I am no programmer or anything as dangerous and I still had lots of fun. Watching the whole event as an outsider I came to think about what this Microsoft phenomenon is about. Everybody present there hates their products. But they are there, even though mostly for the free software. It’s very interesting Microsoft relationship with their most important customers. The conferences Microsoft organizes for any reason all over the country (and probably around the world) targeted towards IT professionals, developers, and such. They are the early adopters and the influencers; they ultimately decide who’s going to use which program. They set the trend. So they get the free software. They will get the crack somewhere on the Internet anyway...

The other thing that makes me like Microsoft is how natural and genuine they brag about their new breakthrough and breathtaking new technology that is not new at all. Their tactic of rebranding stuff that’s been around for awhile and more importantly to convince the world to buy that stuff amazes me again and again. To paraphrase one of the speakers during a Visual Studio demonstration: It’s magical, it works!

Speaking of Visual Studio, Microsoft says that the next generation of web apps will be faster and easier to develop, more efficient, and a damn-awesome user experience. My friend who’s not only a computer genius but a wise computer genius stated that what Microsoft wants is to make everybody programming without writing any code.

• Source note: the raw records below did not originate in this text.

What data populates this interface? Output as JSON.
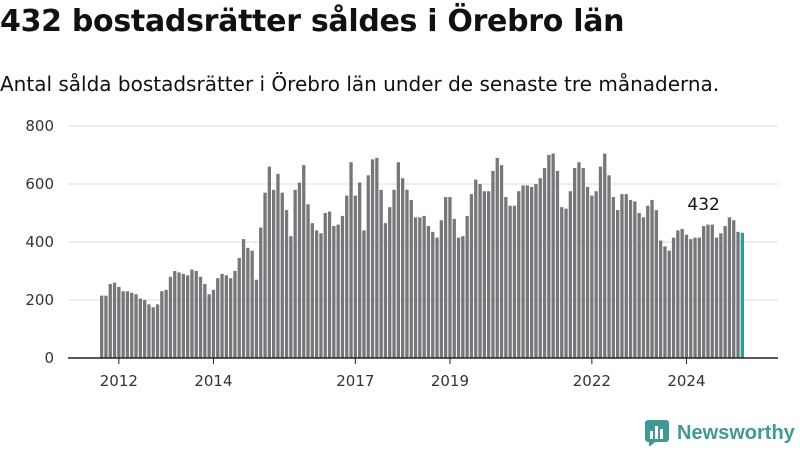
{
  "header": {
    "title": "432 bostadsrätter såldes i Örebro län",
    "subtitle": "Antal sålda bostadsrätter i Örebro län under de senaste tre månaderna."
  },
  "brand": {
    "name": "Newsworthy",
    "icon": "newsworthy-logo-icon",
    "color": "#3f9a94"
  },
  "chart_data": {
    "type": "bar",
    "title": "432 bostadsrätter såldes i Örebro län",
    "subtitle": "Antal sålda bostadsrätter i Örebro län under de senaste tre månaderna.",
    "ylim": [
      0,
      800
    ],
    "yticks": [
      0,
      200,
      400,
      600,
      800
    ],
    "xtick_labels": [
      "2012",
      "2014",
      "2017",
      "2019",
      "2022",
      "2024"
    ],
    "xtick_positions": [
      4,
      26,
      59,
      81,
      114,
      136
    ],
    "grid": true,
    "legend": "none",
    "colors": {
      "bar": "#76767b",
      "highlight": "#2a9d97",
      "grid": "#dddddd",
      "axis": "#222222"
    },
    "annotation": {
      "label": "432",
      "index": 140
    },
    "values": [
      215,
      215,
      255,
      260,
      245,
      230,
      230,
      225,
      220,
      205,
      200,
      185,
      175,
      185,
      230,
      235,
      280,
      300,
      295,
      290,
      285,
      305,
      300,
      280,
      255,
      220,
      235,
      275,
      290,
      285,
      275,
      300,
      345,
      410,
      380,
      370,
      270,
      450,
      570,
      660,
      580,
      635,
      570,
      510,
      420,
      580,
      605,
      665,
      530,
      465,
      440,
      430,
      500,
      505,
      455,
      460,
      490,
      560,
      675,
      560,
      605,
      440,
      630,
      685,
      690,
      580,
      465,
      520,
      580,
      675,
      620,
      580,
      545,
      485,
      485,
      490,
      455,
      435,
      415,
      475,
      555,
      555,
      480,
      415,
      420,
      490,
      565,
      615,
      600,
      575,
      575,
      645,
      690,
      665,
      555,
      525,
      525,
      575,
      595,
      595,
      590,
      600,
      620,
      655,
      700,
      705,
      645,
      520,
      515,
      575,
      655,
      675,
      655,
      590,
      560,
      575,
      660,
      705,
      630,
      555,
      510,
      565,
      565,
      545,
      540,
      500,
      485,
      525,
      545,
      510,
      405,
      385,
      370,
      415,
      440,
      445,
      425,
      410,
      415,
      415,
      455,
      460,
      460,
      415,
      430,
      455,
      485,
      475,
      435,
      432
    ]
  }
}
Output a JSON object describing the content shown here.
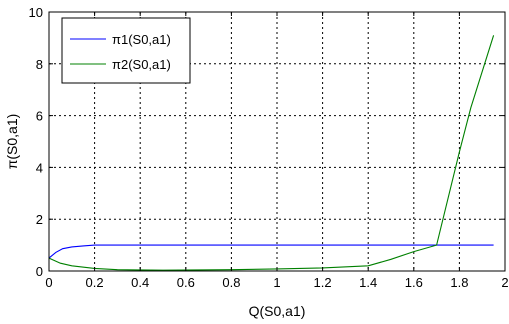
{
  "chart_data": {
    "type": "line",
    "title": "",
    "xlabel": "Q(S0,a1)",
    "ylabel": "π(S0,a1)",
    "xlim": [
      0,
      2
    ],
    "ylim": [
      0,
      10
    ],
    "xticks": [
      "0",
      "0.2",
      "0.4",
      "0.6",
      "0.8",
      "1",
      "1.2",
      "1.4",
      "1.6",
      "1.8",
      "2"
    ],
    "yticks": [
      "0",
      "2",
      "4",
      "6",
      "8",
      "10"
    ],
    "grid": true,
    "legend_position": "top-left",
    "series": [
      {
        "name": "π1(S0,a1)",
        "color": "#0000ff",
        "x": [
          0,
          0.03,
          0.06,
          0.1,
          0.15,
          0.2,
          0.5,
          1.0,
          1.5,
          1.7,
          1.95
        ],
        "y": [
          0.5,
          0.72,
          0.86,
          0.93,
          0.97,
          1.0,
          1.0,
          1.0,
          1.0,
          1.0,
          1.0
        ]
      },
      {
        "name": "π2(S0,a1)",
        "color": "#008000",
        "x": [
          0,
          0.05,
          0.1,
          0.2,
          0.3,
          0.5,
          0.8,
          1.0,
          1.2,
          1.4,
          1.5,
          1.6,
          1.7,
          1.75,
          1.8,
          1.85,
          1.9,
          1.95
        ],
        "y": [
          0.5,
          0.3,
          0.2,
          0.1,
          0.05,
          0.03,
          0.05,
          0.08,
          0.12,
          0.2,
          0.45,
          0.75,
          1.0,
          2.8,
          4.6,
          6.3,
          7.7,
          9.1
        ]
      }
    ]
  }
}
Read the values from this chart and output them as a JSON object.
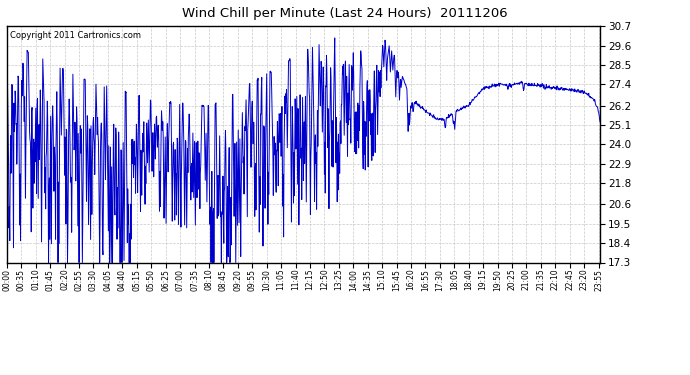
{
  "title": "Wind Chill per Minute (Last 24 Hours)  20111206",
  "copyright": "Copyright 2011 Cartronics.com",
  "line_color": "#0000cc",
  "bg_color": "#ffffff",
  "plot_bg_color": "#ffffff",
  "grid_color": "#bbbbbb",
  "yticks": [
    17.3,
    18.4,
    19.5,
    20.6,
    21.8,
    22.9,
    24.0,
    25.1,
    26.2,
    27.4,
    28.5,
    29.6,
    30.7
  ],
  "ylim": [
    17.3,
    30.7
  ],
  "total_minutes": 1440,
  "x_tick_labels": [
    "00:00",
    "00:35",
    "01:10",
    "01:45",
    "02:20",
    "02:55",
    "03:30",
    "04:05",
    "04:40",
    "05:15",
    "05:50",
    "06:25",
    "07:00",
    "07:35",
    "08:10",
    "08:45",
    "09:20",
    "09:55",
    "10:30",
    "11:05",
    "11:40",
    "12:15",
    "12:50",
    "13:25",
    "14:00",
    "14:35",
    "15:10",
    "15:45",
    "16:20",
    "16:55",
    "17:30",
    "18:05",
    "18:40",
    "19:15",
    "19:50",
    "20:25",
    "21:00",
    "21:35",
    "22:10",
    "22:45",
    "23:20",
    "23:55"
  ],
  "x_tick_positions": [
    0,
    35,
    70,
    105,
    140,
    175,
    210,
    245,
    280,
    315,
    350,
    385,
    420,
    455,
    490,
    525,
    560,
    595,
    630,
    665,
    700,
    735,
    770,
    805,
    840,
    875,
    910,
    945,
    980,
    1015,
    1050,
    1085,
    1120,
    1155,
    1190,
    1225,
    1260,
    1295,
    1330,
    1365,
    1400,
    1435
  ]
}
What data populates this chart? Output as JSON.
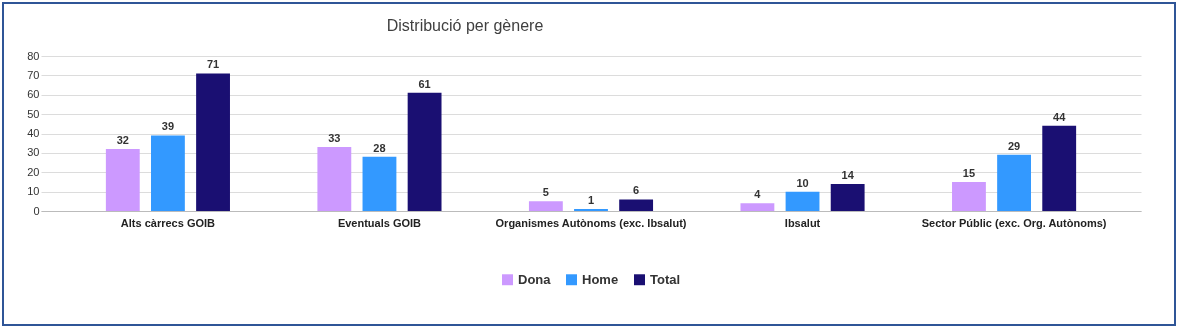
{
  "chart_data": {
    "type": "bar",
    "title": "Distribució per gènere",
    "categories": [
      "Alts càrrecs GOIB",
      "Eventuals GOIB",
      "Organismes Autònoms (exc. Ibsalut)",
      "Ibsalut",
      "Sector Públic (exc. Org. Autònoms)"
    ],
    "series": [
      {
        "name": "Dona",
        "color": "#cc99ff",
        "values": [
          32,
          33,
          5,
          4,
          15
        ]
      },
      {
        "name": "Home",
        "color": "#3399ff",
        "values": [
          39,
          28,
          1,
          10,
          29
        ]
      },
      {
        "name": "Total",
        "color": "#1a0f72",
        "values": [
          71,
          61,
          6,
          14,
          44
        ]
      }
    ],
    "ylim": [
      0,
      80
    ],
    "yticks": [
      0,
      10,
      20,
      30,
      40,
      50,
      60,
      70,
      80
    ],
    "grid": "y",
    "legend": "bottom",
    "data_labels": true
  }
}
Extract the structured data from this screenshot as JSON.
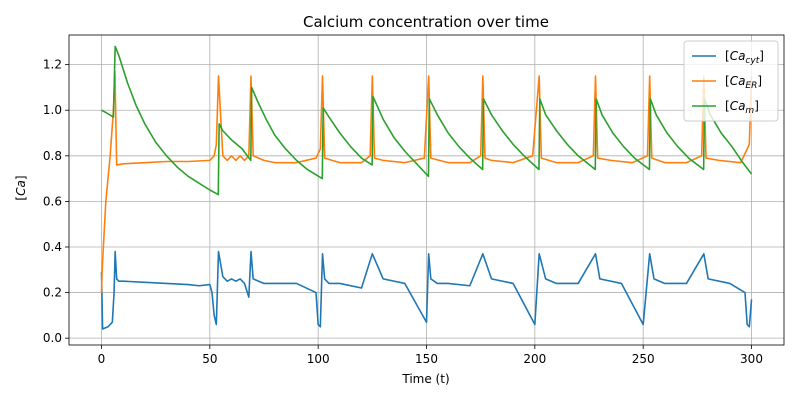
{
  "chart_data": {
    "type": "line",
    "title": "Calcium concentration over time",
    "xlabel": "Time (t)",
    "ylabel": "[Ca]",
    "xlim": [
      -15,
      315
    ],
    "ylim": [
      -0.03,
      1.33
    ],
    "xticks": [
      0,
      50,
      100,
      150,
      200,
      250,
      300
    ],
    "yticks": [
      0.0,
      0.2,
      0.4,
      0.6,
      0.8,
      1.0,
      1.2
    ],
    "grid": true,
    "legend_position": "top-right",
    "spike_times": [
      54,
      69,
      102,
      125,
      151,
      176,
      202,
      228,
      253,
      278
    ],
    "series": [
      {
        "name": "[Ca_cyt]",
        "base": "Ca",
        "sub": "cyt",
        "color": "#1f77b4",
        "x": [
          0,
          0.5,
          3,
          5,
          5.8,
          6.3,
          7,
          8,
          10,
          20,
          30,
          40,
          45,
          50,
          51,
          52,
          53,
          54,
          56,
          58,
          60,
          62,
          64,
          66,
          68,
          69,
          70,
          75,
          80,
          90,
          99,
          100,
          101,
          102,
          103,
          105,
          110,
          120,
          125,
          130,
          140,
          150,
          151,
          152,
          155,
          160,
          170,
          176,
          180,
          190,
          200,
          202,
          205,
          210,
          220,
          228,
          230,
          240,
          250,
          253,
          255,
          260,
          270,
          278,
          280,
          290,
          297,
          298,
          299,
          300
        ],
        "y": [
          0.29,
          0.04,
          0.05,
          0.07,
          0.2,
          0.38,
          0.26,
          0.25,
          0.25,
          0.245,
          0.24,
          0.235,
          0.23,
          0.235,
          0.2,
          0.1,
          0.06,
          0.38,
          0.27,
          0.25,
          0.26,
          0.25,
          0.26,
          0.24,
          0.18,
          0.38,
          0.26,
          0.24,
          0.24,
          0.24,
          0.2,
          0.06,
          0.05,
          0.37,
          0.26,
          0.24,
          0.24,
          0.22,
          0.37,
          0.26,
          0.24,
          0.07,
          0.37,
          0.26,
          0.24,
          0.24,
          0.23,
          0.37,
          0.26,
          0.24,
          0.06,
          0.37,
          0.26,
          0.24,
          0.24,
          0.37,
          0.26,
          0.24,
          0.06,
          0.37,
          0.26,
          0.24,
          0.24,
          0.37,
          0.26,
          0.24,
          0.2,
          0.06,
          0.05,
          0.17
        ]
      },
      {
        "name": "[Ca_ER]",
        "base": "Ca",
        "sub": "ER",
        "color": "#ff7f0e",
        "x": [
          0,
          0.3,
          2,
          4,
          5.5,
          6.2,
          7,
          10,
          20,
          30,
          40,
          50,
          52,
          53,
          54,
          56,
          58,
          60,
          62,
          64,
          66,
          68,
          69,
          70,
          75,
          80,
          90,
          99,
          101,
          102,
          103,
          110,
          120,
          124,
          125,
          126,
          130,
          140,
          149,
          151,
          152,
          160,
          170,
          175,
          176,
          177,
          180,
          190,
          199,
          202,
          203,
          210,
          220,
          227,
          228,
          229,
          235,
          245,
          252,
          253,
          254,
          260,
          270,
          277,
          278,
          279,
          285,
          295,
          299,
          300
        ],
        "y": [
          0.2,
          0.3,
          0.6,
          0.8,
          1.0,
          1.17,
          0.76,
          0.765,
          0.77,
          0.775,
          0.775,
          0.78,
          0.8,
          0.85,
          1.15,
          0.8,
          0.78,
          0.8,
          0.78,
          0.8,
          0.78,
          0.8,
          1.15,
          0.8,
          0.78,
          0.77,
          0.77,
          0.79,
          0.83,
          1.15,
          0.79,
          0.77,
          0.77,
          0.8,
          1.15,
          0.79,
          0.78,
          0.77,
          0.79,
          1.15,
          0.79,
          0.77,
          0.77,
          0.8,
          1.15,
          0.79,
          0.78,
          0.77,
          0.8,
          1.15,
          0.79,
          0.77,
          0.77,
          0.8,
          1.15,
          0.79,
          0.78,
          0.77,
          0.8,
          1.15,
          0.79,
          0.77,
          0.77,
          0.8,
          1.15,
          0.79,
          0.78,
          0.77,
          0.85,
          1.15
        ]
      },
      {
        "name": "[Ca_m]",
        "base": "Ca",
        "sub": "m",
        "color": "#2ca02c",
        "x": [
          0,
          2,
          5.5,
          6.3,
          8,
          12,
          16,
          20,
          25,
          30,
          35,
          40,
          45,
          50,
          53.9,
          54.3,
          56,
          60,
          65,
          68.9,
          69.3,
          72,
          76,
          80,
          85,
          90,
          95,
          101.9,
          102.3,
          105,
          110,
          115,
          120,
          124.9,
          125.3,
          130,
          135,
          140,
          150.9,
          151.3,
          155,
          160,
          165,
          170,
          175.9,
          176.3,
          180,
          185,
          190,
          195,
          201.9,
          202.3,
          205,
          210,
          215,
          220,
          227.9,
          228.3,
          231,
          236,
          241,
          246,
          252.9,
          253.3,
          256,
          261,
          266,
          271,
          277.9,
          278.3,
          281,
          286,
          291,
          296,
          300
        ],
        "y": [
          1.0,
          0.99,
          0.97,
          1.28,
          1.24,
          1.12,
          1.02,
          0.94,
          0.86,
          0.8,
          0.75,
          0.71,
          0.68,
          0.65,
          0.63,
          0.94,
          0.91,
          0.87,
          0.83,
          0.78,
          1.1,
          1.04,
          0.96,
          0.89,
          0.83,
          0.78,
          0.74,
          0.7,
          1.01,
          0.97,
          0.9,
          0.84,
          0.79,
          0.76,
          1.06,
          0.96,
          0.88,
          0.82,
          0.71,
          1.05,
          0.98,
          0.9,
          0.84,
          0.79,
          0.74,
          1.05,
          0.98,
          0.91,
          0.85,
          0.8,
          0.74,
          1.05,
          0.98,
          0.91,
          0.85,
          0.8,
          0.74,
          1.05,
          0.98,
          0.9,
          0.84,
          0.79,
          0.74,
          1.05,
          0.98,
          0.9,
          0.84,
          0.79,
          0.74,
          1.05,
          0.98,
          0.9,
          0.84,
          0.77,
          0.72
        ]
      }
    ]
  }
}
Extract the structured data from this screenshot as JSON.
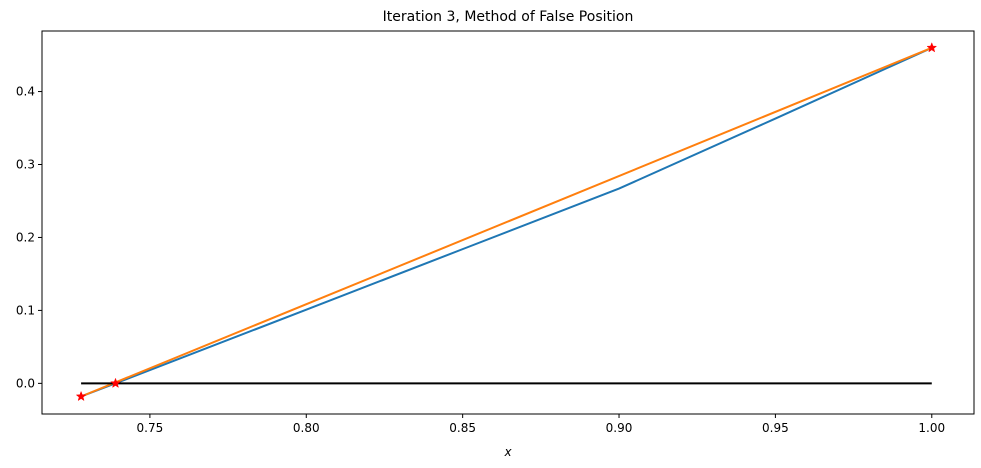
{
  "chart_data": {
    "type": "line",
    "title": "Iteration 3, Method of False Position",
    "xlabel": "x",
    "ylabel": "",
    "xlim": [
      0.7155,
      1.0135
    ],
    "ylim": [
      -0.042,
      0.483
    ],
    "xticks": [
      0.75,
      0.8,
      0.85,
      0.9,
      0.95,
      1.0
    ],
    "xtick_labels": [
      "0.75",
      "0.80",
      "0.85",
      "0.90",
      "0.95",
      "1.00"
    ],
    "yticks": [
      0.0,
      0.1,
      0.2,
      0.3,
      0.4
    ],
    "ytick_labels": [
      "0.0",
      "0.1",
      "0.2",
      "0.3",
      "0.4"
    ],
    "grid": false,
    "legend": "none",
    "series": [
      {
        "kind": "line",
        "color": "#1f77b4",
        "points": [
          [
            0.728,
            -0.018
          ],
          [
            0.739,
            0.0
          ],
          [
            0.8,
            0.101
          ],
          [
            0.85,
            0.184
          ],
          [
            0.9,
            0.267
          ],
          [
            0.95,
            0.363
          ],
          [
            1.0,
            0.46
          ]
        ]
      },
      {
        "kind": "line",
        "color": "#ff7f0e",
        "points": [
          [
            0.728,
            -0.018
          ],
          [
            1.0,
            0.46
          ]
        ]
      },
      {
        "kind": "line",
        "color": "#000000",
        "points": [
          [
            0.728,
            0.0
          ],
          [
            1.0,
            0.0
          ]
        ]
      },
      {
        "kind": "markers",
        "marker": "star",
        "color": "#ff0000",
        "points": [
          [
            0.728,
            -0.018
          ],
          [
            0.739,
            0.0
          ],
          [
            1.0,
            0.46
          ]
        ]
      }
    ]
  }
}
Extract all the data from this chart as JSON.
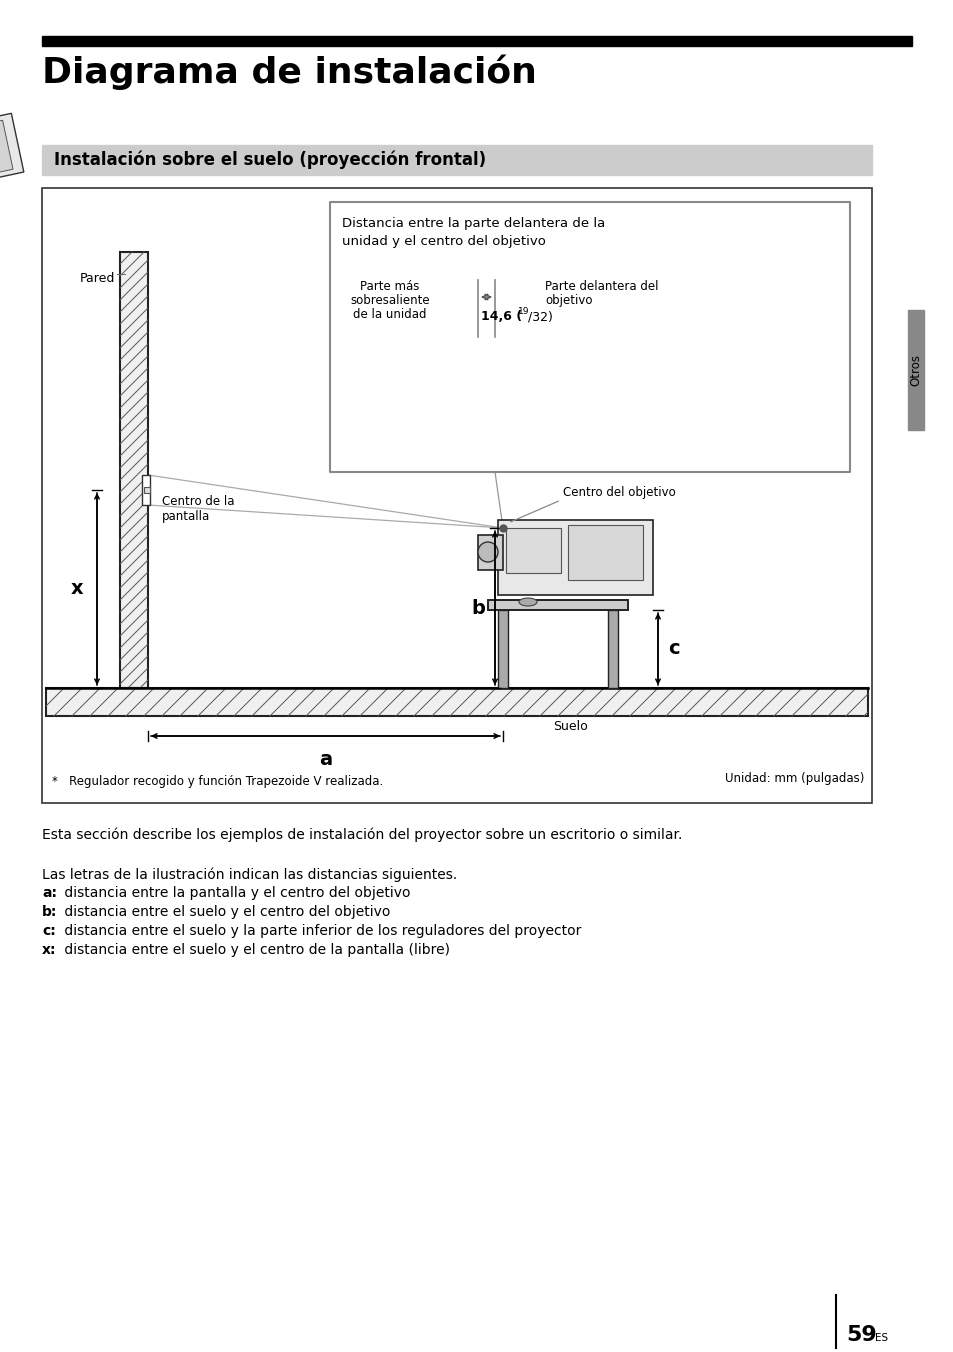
{
  "title": "Diagrama de instalación",
  "subtitle": "Instalación sobre el suelo (proyección frontal)",
  "page_bg": "#ffffff",
  "top_bar_color": "#000000",
  "subtitle_bg": "#cccccc",
  "diagram_border": "#000000",
  "diagram_bg": "#ffffff",
  "otros_label": "Otros",
  "side_bar_color": "#888888",
  "description1": "Esta sección describe los ejemplos de instalación del proyector sobre un escritorio o similar.",
  "description2": "Las letras de la ilustración indican las distancias siguientes.",
  "label_a": "a:",
  "label_a_text": " distancia entre la pantalla y el centro del objetivo",
  "label_b": "b:",
  "label_b_text": " distancia entre el suelo y el centro del objetivo",
  "label_c": "c:",
  "label_c_text": " distancia entre el suelo y la parte inferior de los reguladores del proyector",
  "label_x": "x:",
  "label_x_text": " distancia entre el suelo y el centro de la pantalla (libre)",
  "footnote": "*   Regulador recogido y función Trapezoide V realizada.",
  "unit_label": "Unidad: mm (pulgadas)",
  "page_number": "59",
  "page_suffix": "ES",
  "inset_title1": "Distancia entre la parte delantera de la",
  "inset_title2": "unidad y el centro del objetivo",
  "inset_label1a": "Parte más",
  "inset_label1b": "sobresaliente",
  "inset_label1c": "de la unidad",
  "inset_label2a": "Parte delantera del",
  "inset_label2b": "objetivo",
  "inset_meas": "14,6 (",
  "inset_meas_sup": "19",
  "inset_meas_end": "/32)",
  "pared_label": "Pared",
  "centro_pantalla1": "Centro de la",
  "centro_pantalla2": "pantalla",
  "centro_objetivo": "Centro del objetivo",
  "suelo_label": "Suelo",
  "dim_a": "a",
  "dim_b": "b",
  "dim_c": "c",
  "dim_x": "x"
}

I don’t know much about computers, I ain’t no Master of Windows, but I think Microsoft has a marketing strategy to look up to and take notes from. Their software? Maybe the geeky speaker was right commenting his colleague demonstration: I think you just proved your code sucks?


James Moore said...

Interesting view on series of interesting dichotomies.

Miky said...

I couldn't agree more! I think you forgot to mention a little something about how Microsoft prepares us for the future of programming without writing code: The D&D (Drag & Drop) Way.

After all, aren't they the ones who really put the Mouse in the hands of computer users, and put the Keyboard to shame (with it's only 3 relevant keys: Ctrl, Alt & Delete)

Anyways, you should check out Joel Spolsky's Architecture Astronauts post!